Sanctions are a separate topic in defense. Yes you need alliances to weather them, no such alliances had no real possibility of existing before the present escalation against Russia and before that increasing escalation against China with sanctions. And such alliances again do not protect against direct intervention if the US wishes to go there. Increasingly they may find themselves unable to do that with any luck but in the past it was not the case and there is no guarantee they won't be able to again in future. Nukes and alliances are shields against two separate things IMO. Both have a role to play if you want to guarantee the US can't attack you successfully.

[โ€“] Maoo@hexbear.net 5 points 6 months ago

DPRK is actually a pretty good example because without the alliances and trading partnerships they provide it would have been stuck in the post-Soviet shock much longer and have basically no chance of developing a nuke. The DPRK exists only because China and Russia trade with it and implicitly provide associated military protection. It would most likely have been fully destabilized and color revolution'd in the 90s/early 2000s otherwise. The line on Korean unification shifted once the DPRK was in the back foot. SK and their imperialist masters have been pushing pro-reunification propaganda hard since the 90s. It's comically absurd propaganda that is paired with painting NK as a militaristic threat at the same time. The propaganda is built on the premise that reunification would favor SK and amount to the end of the DPRK entirely, seeing the SK regime take over the whole peninsula.

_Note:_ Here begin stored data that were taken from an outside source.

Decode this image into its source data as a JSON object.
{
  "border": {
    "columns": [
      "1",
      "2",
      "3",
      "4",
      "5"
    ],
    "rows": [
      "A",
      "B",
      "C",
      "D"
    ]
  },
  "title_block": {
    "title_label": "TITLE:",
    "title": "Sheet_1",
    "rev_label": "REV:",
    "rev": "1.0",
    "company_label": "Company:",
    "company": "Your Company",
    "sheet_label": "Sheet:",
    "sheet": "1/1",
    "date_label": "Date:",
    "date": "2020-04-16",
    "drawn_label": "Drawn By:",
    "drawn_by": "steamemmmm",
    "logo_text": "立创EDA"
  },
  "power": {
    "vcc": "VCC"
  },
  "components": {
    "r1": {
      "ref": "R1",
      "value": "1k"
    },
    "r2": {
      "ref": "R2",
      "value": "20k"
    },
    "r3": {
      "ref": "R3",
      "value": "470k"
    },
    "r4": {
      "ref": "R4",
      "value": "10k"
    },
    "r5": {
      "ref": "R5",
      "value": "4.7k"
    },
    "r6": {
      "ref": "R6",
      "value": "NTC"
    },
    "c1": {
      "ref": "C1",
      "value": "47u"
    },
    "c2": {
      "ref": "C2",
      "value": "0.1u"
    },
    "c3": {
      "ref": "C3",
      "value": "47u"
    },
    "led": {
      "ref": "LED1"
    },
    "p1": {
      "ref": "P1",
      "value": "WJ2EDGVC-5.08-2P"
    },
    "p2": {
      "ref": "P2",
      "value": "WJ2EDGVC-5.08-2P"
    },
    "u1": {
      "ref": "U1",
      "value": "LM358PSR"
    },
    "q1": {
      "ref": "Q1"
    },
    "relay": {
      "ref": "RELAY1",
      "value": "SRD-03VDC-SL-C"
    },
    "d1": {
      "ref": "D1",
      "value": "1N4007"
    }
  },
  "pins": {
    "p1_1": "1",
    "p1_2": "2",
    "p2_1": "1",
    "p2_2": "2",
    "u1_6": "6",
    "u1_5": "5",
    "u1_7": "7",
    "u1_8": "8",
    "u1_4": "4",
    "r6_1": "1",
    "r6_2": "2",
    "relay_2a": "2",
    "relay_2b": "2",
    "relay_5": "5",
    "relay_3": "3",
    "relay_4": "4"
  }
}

The opposite situation is also true - you can have nukes and the US will contol you. Pakistan has nukes but is forced into compliance with US interests on a regular basis. This is because the primary weapon of imperialists is not their militaries (though they do use them) but their financial interventions and intelligence ops and funding of NGOs and lawfare etc etc. Constant pressure from all angles. The US just soft coup'd Pakistan's leadership and were not deterred by the nukes. The fall of anti-imperialist, or even just slightly less imperialist states requires a pre-existing instability, otherwise there would be no coup government, it would be deposed by the military and the people. It is necessary, but insufficient, to create an economic base through alliances and trade in order to build a stable ruling order.

Of course you're making a fine point that nukes deter an invasion and are complementary to other anti-imperialist actions. I just think the nukes are a lesser tool than strong ties. The latter is usually a prerequisite for the former, even. The ties ensure trade and more stability, the stability needed to organize and pay a military. The US has often thought so as well, a lot (most?) of its fucking around can be interpreted as a divide and conquer strategy.